Figure Skating 101 - Nov. 16
All about spread eagles
|Ben Agosto performs his spread eagles beautifully, even while holding onto partner Tanith Belbin. (Getty Images)|
This week, we tackle spread eagles -- what are they, why they're called that, how to do one, and more!
What is a spread eagle?
A spread eagle is when an ice skater glides on two feet down the ice, but points the toes in opposite directions with the legs spread apart. The heels of the blades are lined up as the move glides down the ice in a straight line or on a curve.
There are inside spread eagles and outside spread eagles. Inside spread eagles are easier to do than outside spread eagles, because outside spread eagles are done on outside edges. A good spread eagle is done when the legs are completely straight, when the head is up, and when the rear is tucked in. Some figure skaters add arm movements to their spread eagles. Spread eagles, when done well, are a pleasure to watch.
Origin of the name
Most figure skaters and ice skating fans have no idea where the term spread eagle came from. The move actually got its name from the American Indians! In the 1800s, some Indians were brought to England. They entertained the elite classes with their war dances. Those Englishmen who were involved in figure skating noticed that one of the positions done by the Indians resembled a turned-out position that was being done on the ice. Shortly after that, the Indian "Spread-Eagle" war dance step became an official ice skating term and move!
Not everyone can do a spread eagle
Spread eagles look easy, but some very accomplished figure skaters are not able to do them. Many figure skaters just don't have the open hips that are necessary to do a good outside spread eagle. Most skaters can do small inside spread eagles, but there are a few people whose hips are so closed that even doing an inside spread eagle is impossible. Since spread eagles can't physically be done by every skater, they are not required at skating competitions and are considered connecting moves.
Famous figure skaters who do great spread eagles
2006 Olympic silver medalist ice dancer Ben Agosto does very strong spread eagles. What's impressive about Ben's spread eagles is that he does them while lifting his ice dancing partner, Tanith Belbin, in the air! Tanith has to trust Ben completely as she puts her body into twisted and stretched-out positions, and Ben has to maintain his balance and concentration as he lifts Tanith while spreading his legs and feet.
Denis Petukhov is another ice dancer that does spectacular spread eagles while lifting his wife and ice dance partner, Melissa Gregory. Olympic champion Brian Boitano and Olympic silver medalist Nancy Kerrigan do spectacular spread eagles. 2007 U.S. National Juvenile Boys Champion, Joshua Farris, is able to do an outside spread eagle right into a double axel, followed by another outside spread eagle!
Spread Eagle Exercises
No one is able to do a spread eagle immediately. Those who want to do them should do some exercises at the rail first.
While holding onto the rail, open up your legs, feet, and hips while putting the inside of your skates right at the edge of the rail.

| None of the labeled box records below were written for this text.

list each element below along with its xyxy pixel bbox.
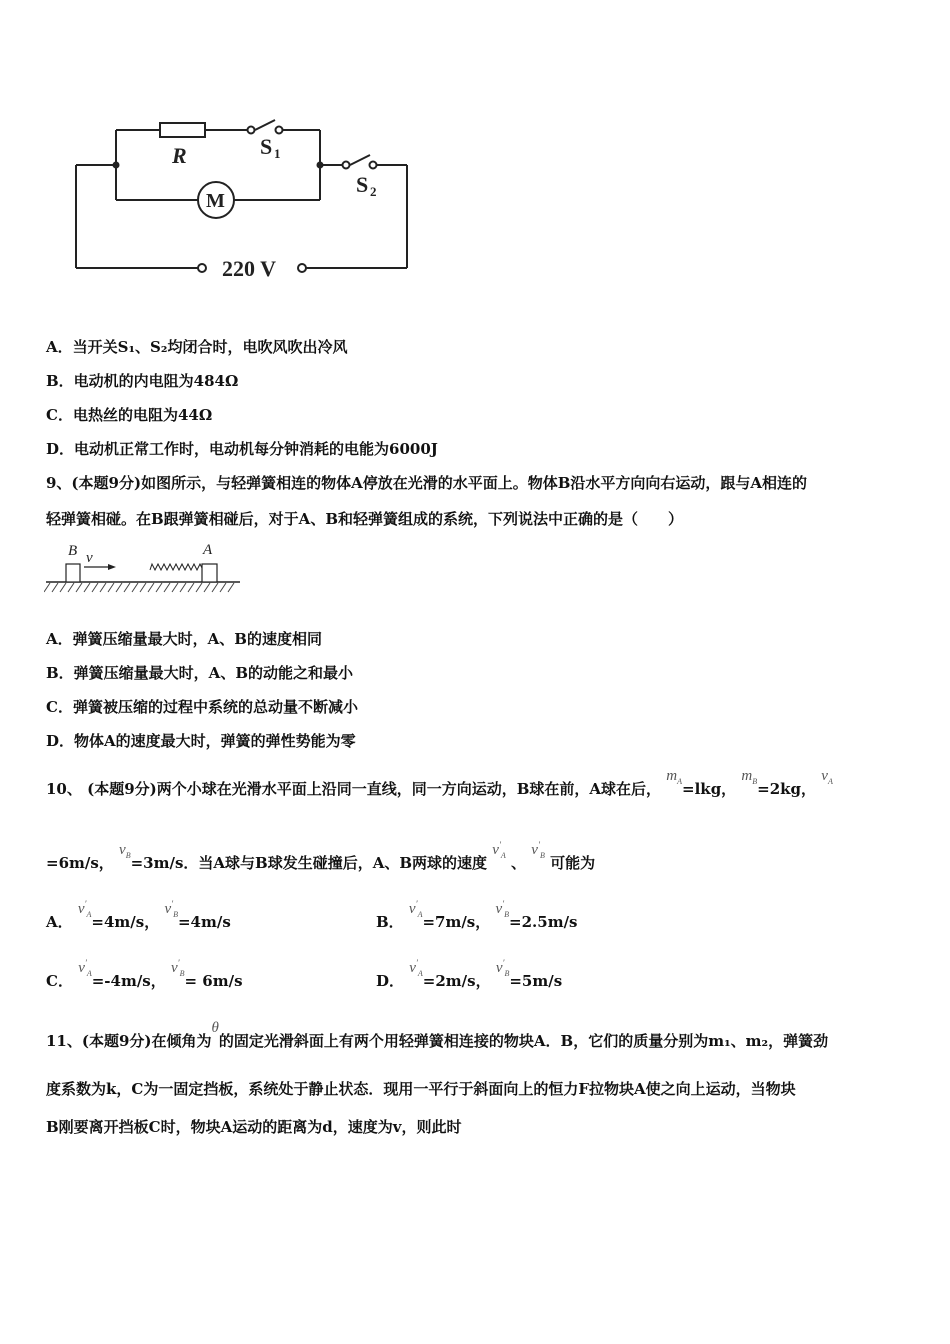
resistor-label: R: [172, 143, 187, 168]
q8-option-b: B．电动机的内电阻为484Ω: [46, 372, 239, 390]
resistor-r: [160, 123, 205, 137]
q8-option-d: D．电动机正常工作时，电动机每分钟消耗的电能为6000J: [46, 440, 438, 458]
symbol-m-a: $m_A$: [666, 768, 683, 786]
q9-option-d: D．物体A的速度最大时，弹簧的弹性势能为零: [46, 732, 356, 750]
symbol-v-a: $v_A$: [821, 768, 833, 786]
q10-stem-line2: =6m/s， $v_B=3m/s$．当A球与B球发生碰撞后，A、B两球的速度 $v'_A$ 、 $v'_B$ 可能为: [46, 840, 596, 872]
q9-option-c: C．弹簧被压缩的过程中系统的总动量不断减小: [46, 698, 358, 716]
velocity-label: v: [86, 550, 93, 566]
circuit-diagram: [60, 110, 430, 290]
q10-option-d: D． $v'_A=2m/s$， $v'_B=5m/s$: [376, 958, 563, 990]
q10-option-b: B． $v'_A=7m/s$， $v'_B=2.5m/s$: [376, 899, 578, 931]
symbol-m-b: $m_B$: [741, 768, 758, 786]
q8-option-c: C．电热丝的电阻为44Ω: [46, 406, 213, 424]
symbol-v-b-prime: $v'_B$: [531, 840, 545, 860]
q11-stem-line3: B刚要离开挡板C时，物块A运动的距离为d，速度为v，则此时: [46, 1118, 462, 1136]
q11-stem-line2: 度系数为k，C为一固定挡板，系统处于静止状态．现用一平行于斜面向上的恒力F拉物块A使之向上运动，当物块: [46, 1080, 796, 1098]
switch-s1-label: S: [260, 134, 273, 159]
q9-option-a: A．弹簧压缩量最大时，A、B的速度相同: [46, 630, 322, 648]
motor-label: M: [206, 190, 225, 212]
q9-stem-line1: 9、(本题9分)如图所示，与轻弹簧相连的物体A停放在光滑的水平面上。物体B沿水平方向向右运动，跟与A相连的: [46, 474, 808, 492]
q9-option-b: B．弹簧压缩量最大时，A、B的动能之和最小: [46, 664, 353, 682]
block-a-label: A: [203, 542, 213, 558]
q10-option-a: A． $v'_A=4m/s$， $v'_B=4m/s$: [46, 899, 231, 931]
q10-option-c: C． $v'_A=-4m/s$， $v'_B= 6m/s$: [46, 958, 243, 990]
switch-s2-label: S: [356, 172, 369, 197]
block-b: [66, 564, 80, 582]
switch-s2-sub: 2: [370, 184, 377, 199]
q8-option-a: A．当开关S₁、S₂均闭合时，电吹风吹出冷风: [46, 338, 348, 356]
q9-stem-line2: 轻弹簧相碰。在B跟弹簧相碰后，对于A、B和轻弹簧组成的系统，下列说法中正确的是（ ）: [46, 510, 683, 528]
symbol-v-b: $v_B$: [119, 842, 131, 860]
q11-stem-line1: 11、(本题9分)在倾角为θ的固定光滑斜面上有两个用轻弹簧相连接的物块A．B，它们的质量分别为m₁、m₂，弹簧劲: [46, 1020, 829, 1050]
switch-s1-sub: 1: [274, 146, 281, 161]
block-b-label: B: [68, 543, 78, 559]
symbol-v-a-prime: $v'_A$: [492, 840, 506, 860]
block-a: [202, 564, 217, 582]
symbol-theta: θ: [211, 1020, 219, 1036]
voltage-label: 220 V: [222, 256, 276, 281]
spring: [150, 564, 202, 570]
spring-block-diagram: [44, 538, 244, 600]
q10-stem-line1: 10、 (本题9分)两个小球在光滑水平面上沿同一直线，同一方向运动，B球在前，A球在后， $m_A=lkg$， $m_B=2kg$， $v_A$: [46, 768, 833, 798]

Straighten both legs and push your hips completely forward and hold that position for at least twenty seconds.
Continue holding onto the rail, but move your feet about ten inches away and shoot each blade out on outside edges. Your feet must point in opposite directions, and the heels of each blade should be in line with each other.
Maintain that outside spread eagle position while holding onto the rail and use the rail to move yourself in one direction. Now move yourself down the rail in the other direction.
If you feel brave enough, now try the spread eagle without holding onto the rail. Don't forget to tuck in your rear!
Practice Makes Perfect
Spread eagles don't come easy, so figure skaters sometimes forget to practice them. Those who do practice them every time have a better chance of being able to do good ones consistently. Don't give up if you can't do a spread eagle right away. Remember, practice makes perfect!